0
0
PythonHow-ToBeginner · 4 min read

How to Validate URL in Python: Simple and Effective Methods

To validate a URL in Python, you can use the urllib.parse module to parse the URL and check its components or use regular expressions with the re module for pattern matching. The validators library also provides a simple way to check if a URL is valid.
📐

Syntax

Here are common ways to validate a URL in Python:

  • Using urllib.parse: Parse the URL and check if scheme and netloc parts exist.
  • Using re module: Match the URL string against a regular expression pattern.
  • Using validators library: Call validators.url(url) which returns True if valid.
python
from urllib.parse import urlparse
import re
import validators

# Using urllib.parse
parsed_url = urlparse('https://example.com')
if parsed_url.scheme and parsed_url.netloc:
    print('Valid URL')
else:
    print('Invalid URL')

# Using regex
pattern = re.compile(r'^(https?|ftp)://[\w.-]+(?:\.[\w\.-]+)+[/\w\-\._~:/?#[\]@!$&'"()*+,;=.]+$')
url = 'https://example.com'
if pattern.match(url):
    print('Valid URL')
else:
    print('Invalid URL')

# Using validators library
if validators.url('https://example.com'):
    print('Valid URL')
else:
    print('Invalid URL')
Output
Valid URL Valid URL Valid URL
💻

Example

This example shows how to validate URLs using urllib.parse and the validators library. It checks multiple URLs and prints if each is valid or not.

python
from urllib.parse import urlparse
import validators

def is_valid_url(url):
    parsed = urlparse(url)
    if not (parsed.scheme and parsed.netloc):
        return False
    return validators.url(url)

urls = [
    'https://www.google.com',
    'ftp://files.server.com',
    'http:/invalid-url',
    'justtext',
    'https://example.com/path?query=1'
]

for url in urls:
    print(f'{url} ->', 'Valid' if is_valid_url(url) else 'Invalid')
Output
https://www.google.com -> Valid ftp://files.server.com -> Valid http:/invalid-url -> Invalid justtext -> Invalid https://example.com/path?query=1 -> Valid
⚠️

Common Pitfalls

Common mistakes when validating URLs include:

  • Only checking if the string starts with http or https without verifying the full structure.
  • Using overly simple regex that misses valid URLs or accepts invalid ones.
  • Not handling URLs without schemes or with uncommon schemes.
  • Ignoring the need to check both scheme and network location parts.

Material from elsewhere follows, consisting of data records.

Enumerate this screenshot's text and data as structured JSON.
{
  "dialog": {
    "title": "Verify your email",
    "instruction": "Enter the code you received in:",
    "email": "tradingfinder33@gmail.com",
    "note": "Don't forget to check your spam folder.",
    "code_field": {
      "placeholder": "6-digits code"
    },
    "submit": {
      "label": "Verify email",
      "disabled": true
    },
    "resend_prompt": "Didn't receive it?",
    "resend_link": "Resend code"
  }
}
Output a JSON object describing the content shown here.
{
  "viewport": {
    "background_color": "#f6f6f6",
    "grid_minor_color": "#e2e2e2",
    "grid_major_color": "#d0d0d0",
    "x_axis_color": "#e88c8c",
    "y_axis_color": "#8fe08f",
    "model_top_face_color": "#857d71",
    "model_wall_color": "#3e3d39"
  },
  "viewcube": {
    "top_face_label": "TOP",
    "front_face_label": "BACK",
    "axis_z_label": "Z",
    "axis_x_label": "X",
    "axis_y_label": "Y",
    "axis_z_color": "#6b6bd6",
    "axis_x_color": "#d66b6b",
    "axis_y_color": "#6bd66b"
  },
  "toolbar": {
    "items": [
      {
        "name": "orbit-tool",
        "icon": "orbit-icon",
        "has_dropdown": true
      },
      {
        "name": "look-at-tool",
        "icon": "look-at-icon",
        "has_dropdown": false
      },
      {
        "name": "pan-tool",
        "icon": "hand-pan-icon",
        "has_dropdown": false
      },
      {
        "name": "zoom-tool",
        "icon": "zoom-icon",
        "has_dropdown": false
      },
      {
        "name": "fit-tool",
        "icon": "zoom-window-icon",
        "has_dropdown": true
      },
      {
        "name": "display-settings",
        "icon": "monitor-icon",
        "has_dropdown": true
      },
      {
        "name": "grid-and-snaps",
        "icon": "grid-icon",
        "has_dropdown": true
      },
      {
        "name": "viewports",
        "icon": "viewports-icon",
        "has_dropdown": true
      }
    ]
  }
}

Always use reliable parsing or validation libraries when possible.

python
from urllib.parse import urlparse

# Wrong way: only checking start
url = 'http:/example.com'
if url.startswith('http://') or url.startswith('https://'):
    print('Valid URL')
else:
    print('Invalid URL')  # This prints 'Invalid URL' but URL is invalid

# Right way: parse and check
parsed = urlparse(url)
if parsed.scheme in ('http', 'https') and parsed.netloc:
    print('Valid URL')
else:
    print('Invalid URL')  # Correctly prints 'Invalid URL'
Output
Invalid URL Invalid URL
📊

Quick Reference

Tips for URL validation in Python:

  • Use urllib.parse.urlparse() to break down the URL and check essential parts.
  • Use the validators library for simple and reliable validation.
  • Be cautious with regex; prefer tested patterns or libraries.
  • Always check both scheme (like http) and network location (domain).

Key Takeaways

Use urllib.parse.urlparse to check URL components like scheme and netloc for basic validation.
The validators library offers a simple function to confirm if a URL is valid.
Avoid relying only on string startswith checks or simple regex for URL validation.
Always verify both the scheme and network location parts of a URL.
Testing with multiple URL examples helps ensure your validation works correctly.